= Diego Ubis =

Spanish politician (born 1977)

Diego Ubis López (born 13 June 1977) is a Spanish former politician. He led the Citizens group in the Parliament of La Rioja from 2015 to 2019.

==Biography==
Born in Logroño in La Rioja, Ubis graduated in business and tourism from the University of Zaragoza, and has a master's degree in oenologic tourism from the University of La Rioja. Before taking office, he was the car park manager at the La Rioja Biomedical Research Centre.

In March 2015, Ubis was chosen as Citizens' lead candidate for the 2015 Riojan regional election. His party entered the Parliament of La Rioja for the first time with four seats, as did Podemos, while the People's Party (PP) lost their majority and the Riojan Party lost all its seats. His party abstained on the first vote for the President of La Rioja, which meant that a majority was not gained and it went to a second vote. By then, his party had reached an agreement with the PP to vote in favour of José Ignacio Ceniceros; this was not an agreement to form a coalition government.

In late 2018, Ubis took paternity leave for the birth of his second daughter, and spent the next ten weeks on half-days between parliament and home. This period corresponded with debates on the budget and the Statute of Autonomy. He said that his decision was independent of his party's agenda to promote paternal leave.

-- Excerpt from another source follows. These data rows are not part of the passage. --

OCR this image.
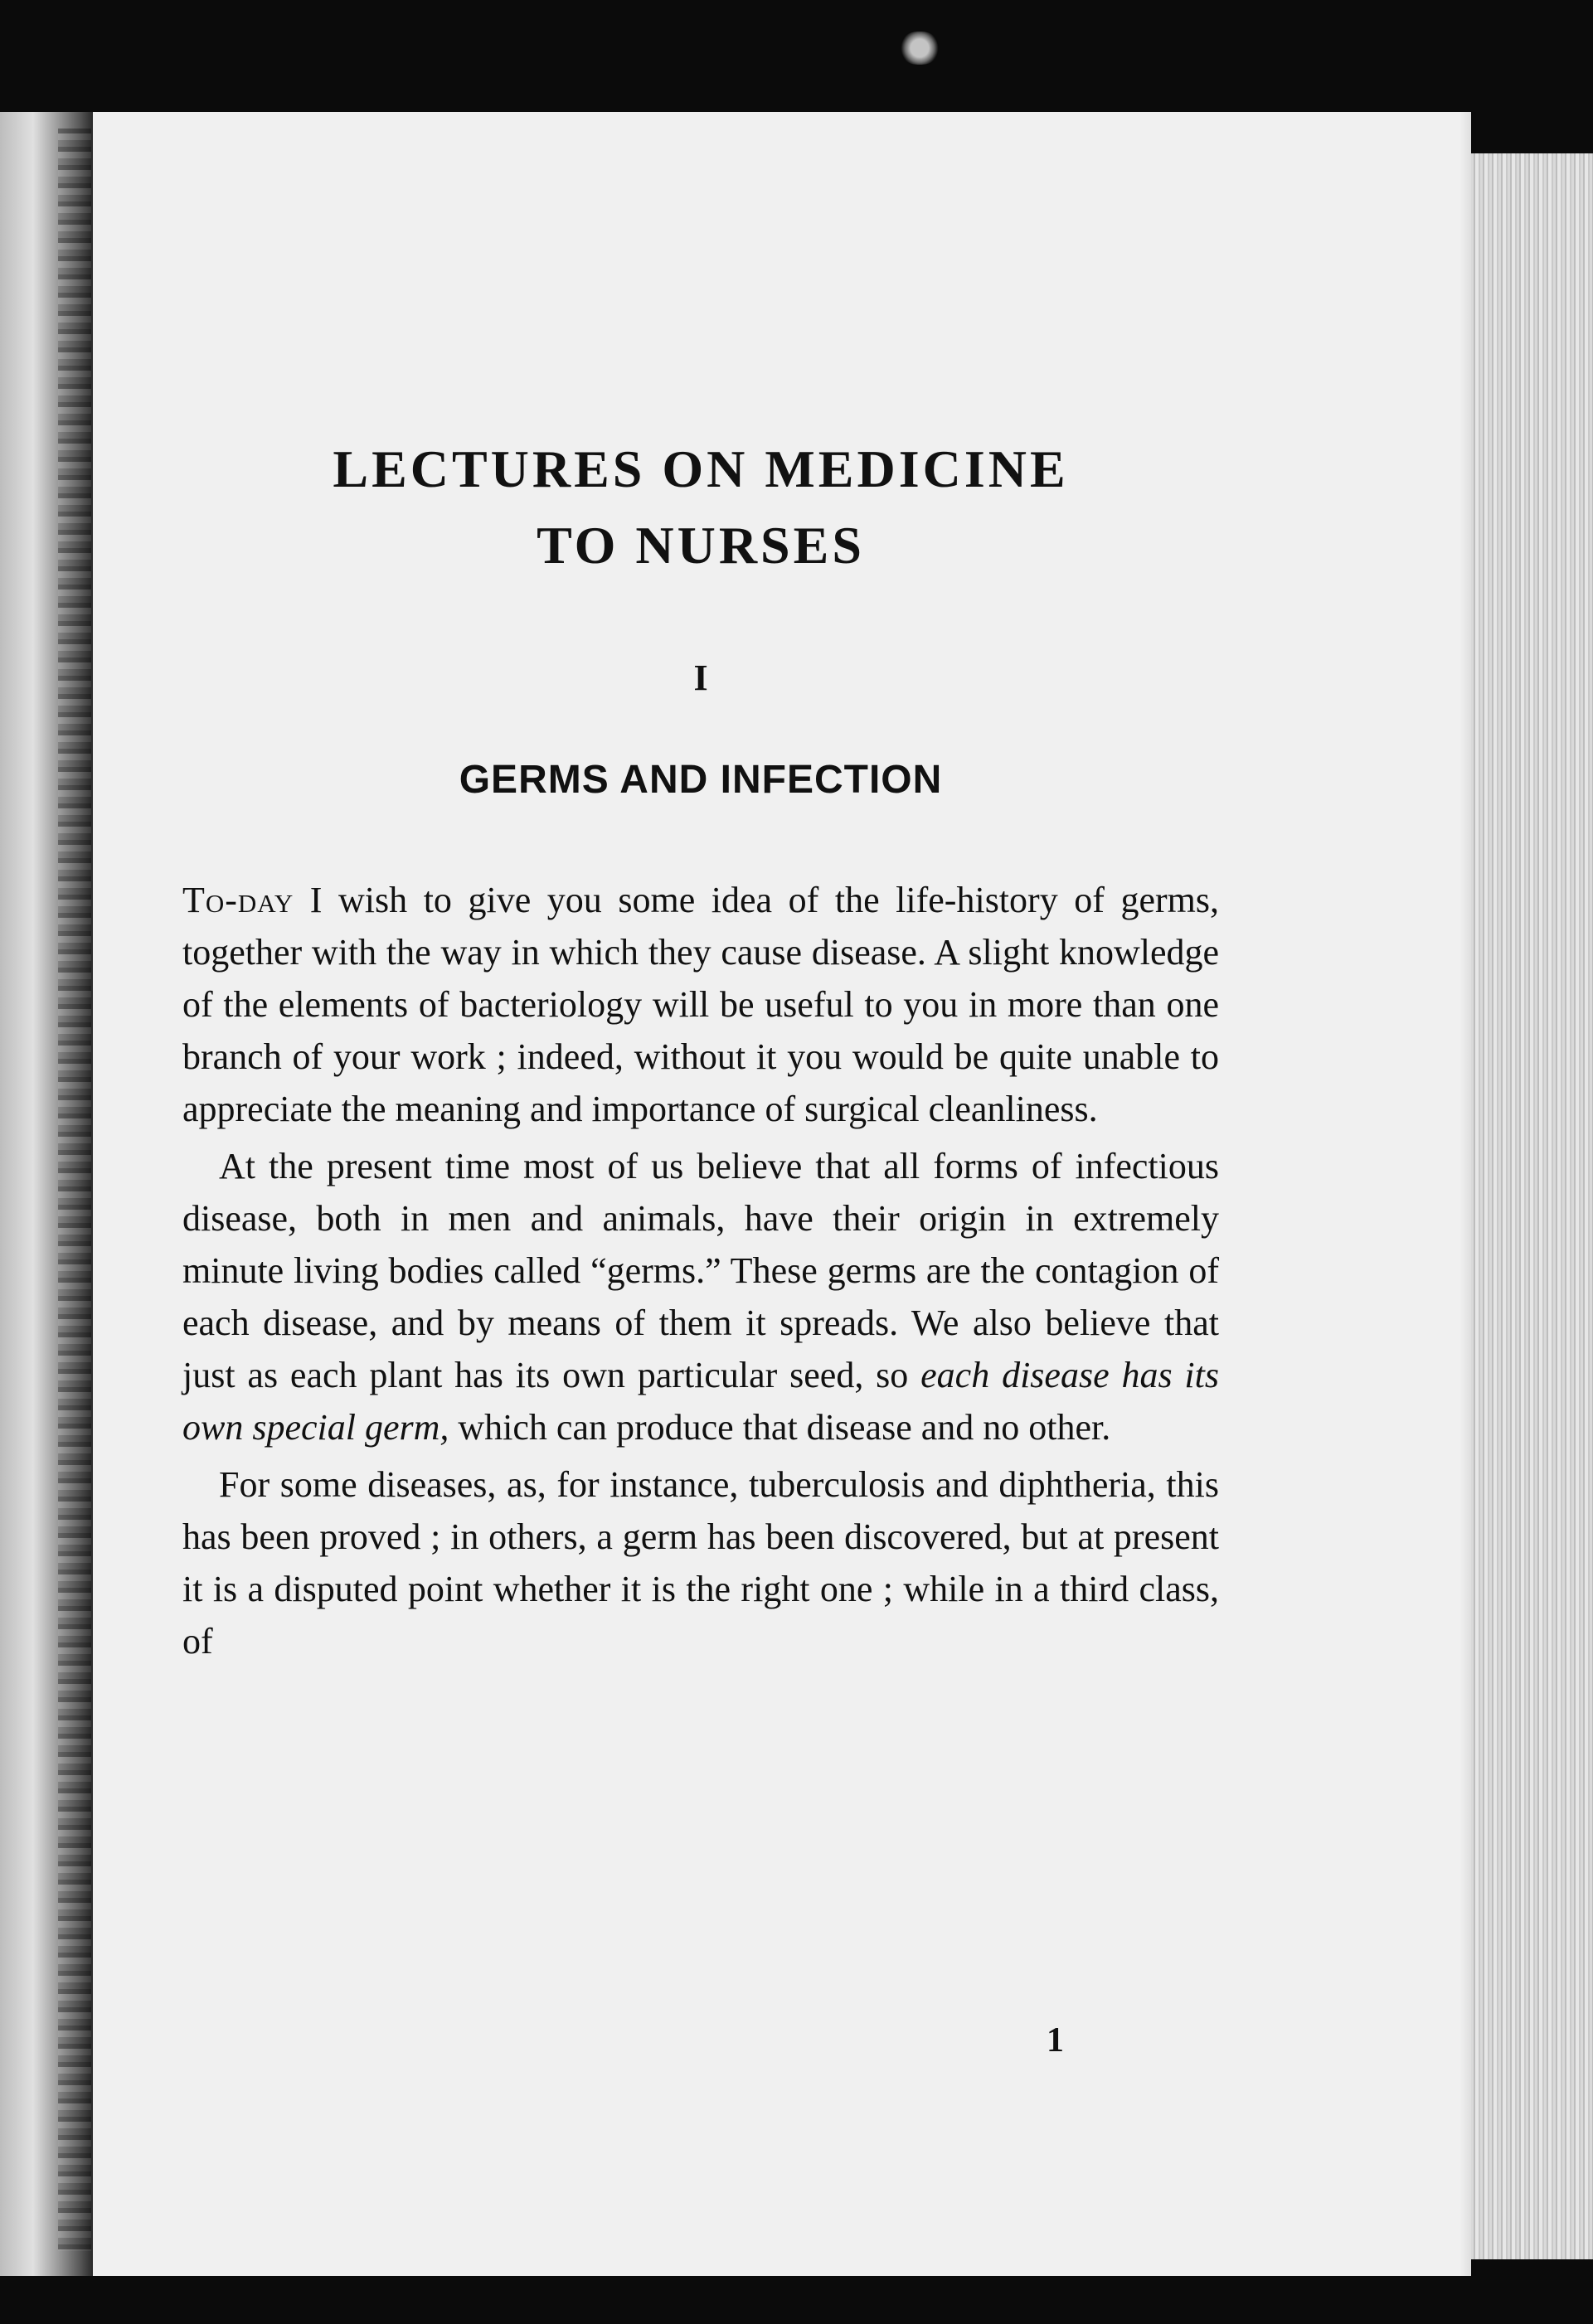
LECTURES ON MEDICINE
TO NURSES
I
GERMS AND INFECTION

To-day I wish to give you some idea of the life-history of germs, together with the way in which they cause disease. A slight knowledge of the elements of bacteriology will be useful to you in more than one branch of your work ; indeed, without it you would be quite unable to appreciate the meaning and importance of surgical cleanliness.

At the present time most of us believe that all forms of infectious disease, both in men and animals, have their origin in extremely minute living bodies called “germs.” These germs are the contagion of each disease, and by means of them it spreads. We also believe that just as each plant has its own particular seed, so each disease has its own special germ, which can produce that disease and no other.

For some diseases, as, for instance, tuberculosis and diphtheria, this has been proved ; in others, a germ has been discovered, but at present it is a disputed point whether it is the right one ; while in a third class, of

1
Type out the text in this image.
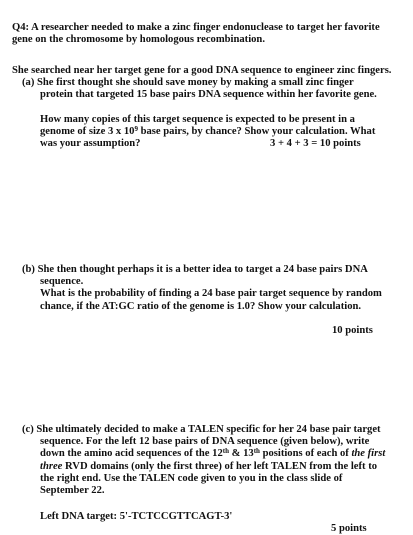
Q4: A researcher needed to make a zinc finger endonuclease to target her favorite
gene on the chromosome by homologous recombination.
She searched near her target gene for a good DNA sequence to engineer zinc fingers.
(a) She first thought she should save money by making a small zinc finger
protein that targeted 15 base pairs DNA sequence within her favorite gene.
How many copies of this target sequence is expected to be present in a
genome of size 3 x $10^9$ base pairs, by chance? Show your calculation. What
was your assumption?	3 + 4 + 3 = 10 points
(b) She then thought perhaps it is a better idea to target a 24 base pairs DNA
sequence.
What is the probability of finding a 24 base pair target sequence by random
chance, if the AT:GC ratio of the genome is 1.0? Show your calculation.
10 points
(c) She ultimately decided to make a TALEN specific for her 24 base pair target
sequence. For the left 12 base pairs of DNA sequence (given below), write
down the amino acid sequences of the 12th & 13th positions of each of the first
three RVD domains (only the first three) of her left TALEN from the left to
the right end. Use the TALEN code given to you in the class slide of
September 22.
Left DNA target: 5'-TCTCCGTTCAGT-3'
5 points
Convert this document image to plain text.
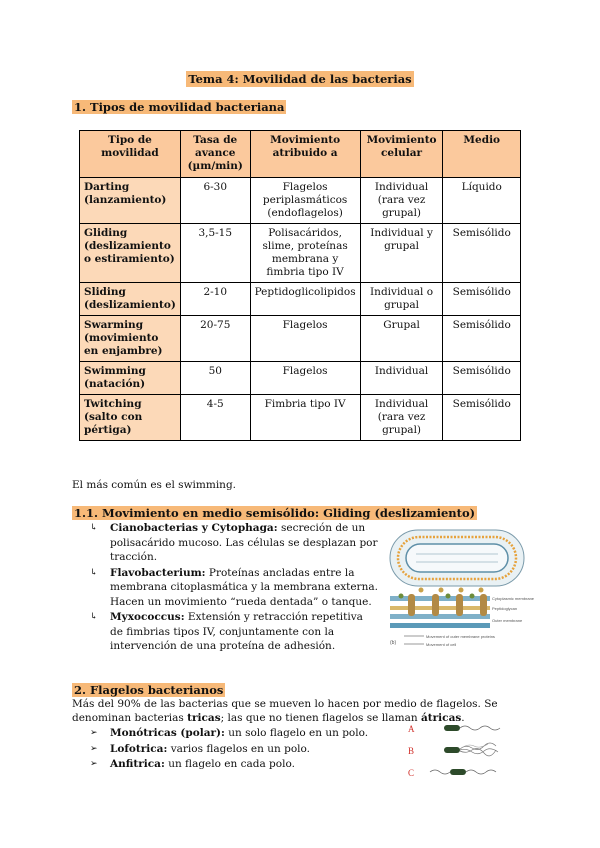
Tema 4: Movilidad de las bacterias
1. Tipos de movilidad bacteriana
Tipo de movilidad	Tasa de avance (µm/min)	Movimiento atribuido a	Movimiento celular	Medio
Darting (lanzamiento)	6-30	Flagelos periplasmáticos (endoflagelos)	Individual (rara vez grupal)	Líquido
Gliding (deslizamiento o estiramiento)	3,5-15	Polisacáridos, slime, proteínas membrana y fimbria tipo IV	Individual y grupal	Semisólido
Sliding (deslizamiento)	2-10	Peptidoglicolipidos	Individual o grupal	Semisólido
Swarming (movimiento en enjambre)	20-75	Flagelos	Grupal	Semisólido
Swimming (natación)	50	Flagelos	Individual	Semisólido
Twitching (salto con pértiga)	4-5	Fimbria tipo IV	Individual (rara vez grupal)	Semisólido
El más común es el swimming.
1.1. Movimiento en medio semisólido: Gliding (deslizamiento)
↳ Cianobacterias y Cytophaga: secreción de un polisacárido mucoso. Las células se desplazan por tracción.
↳ Flavobacterium: Proteínas ancladas entre la membrana citoplasmática y la membrana externa. Hacen un movimiento “rueda dentada” o tanque.
↳ Myxococcus: Extensión y retracción repetitiva de fimbrias tipos IV, conjuntamente con la intervención de una proteína de adhesión.
Cytoplasmic membrane
Peptidoglycan
Outer membrane
Movement of outer membrane proteins
Movement of cell
(b)
2. Flagelos bacterianos
Más del 90% de las bacterias que se mueven lo hacen por medio de flagelos. Se denominan bacterias tricas; las que no tienen flagelos se llaman átricas.
➢ Monótricas (polar): un solo flagelo en un polo.
➢ Lofotrica: varios flagelos en un polo.
➢ Anfitrica: un flagelo en cada polo.
A
B
C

Ahead of the 2019 Riojan regional election, Ubis announced that he would not run, for personal reasons. In the November 2019 Spanish general election, he led the party's list to defend their one Senate of Spain seat in the La Rioja constituency, but the four seats went equally between the PP and Spanish Socialist Workers' Party. In early 2020, at Citizens' convention, he aligned with the sector critical of Inés Arrimadas.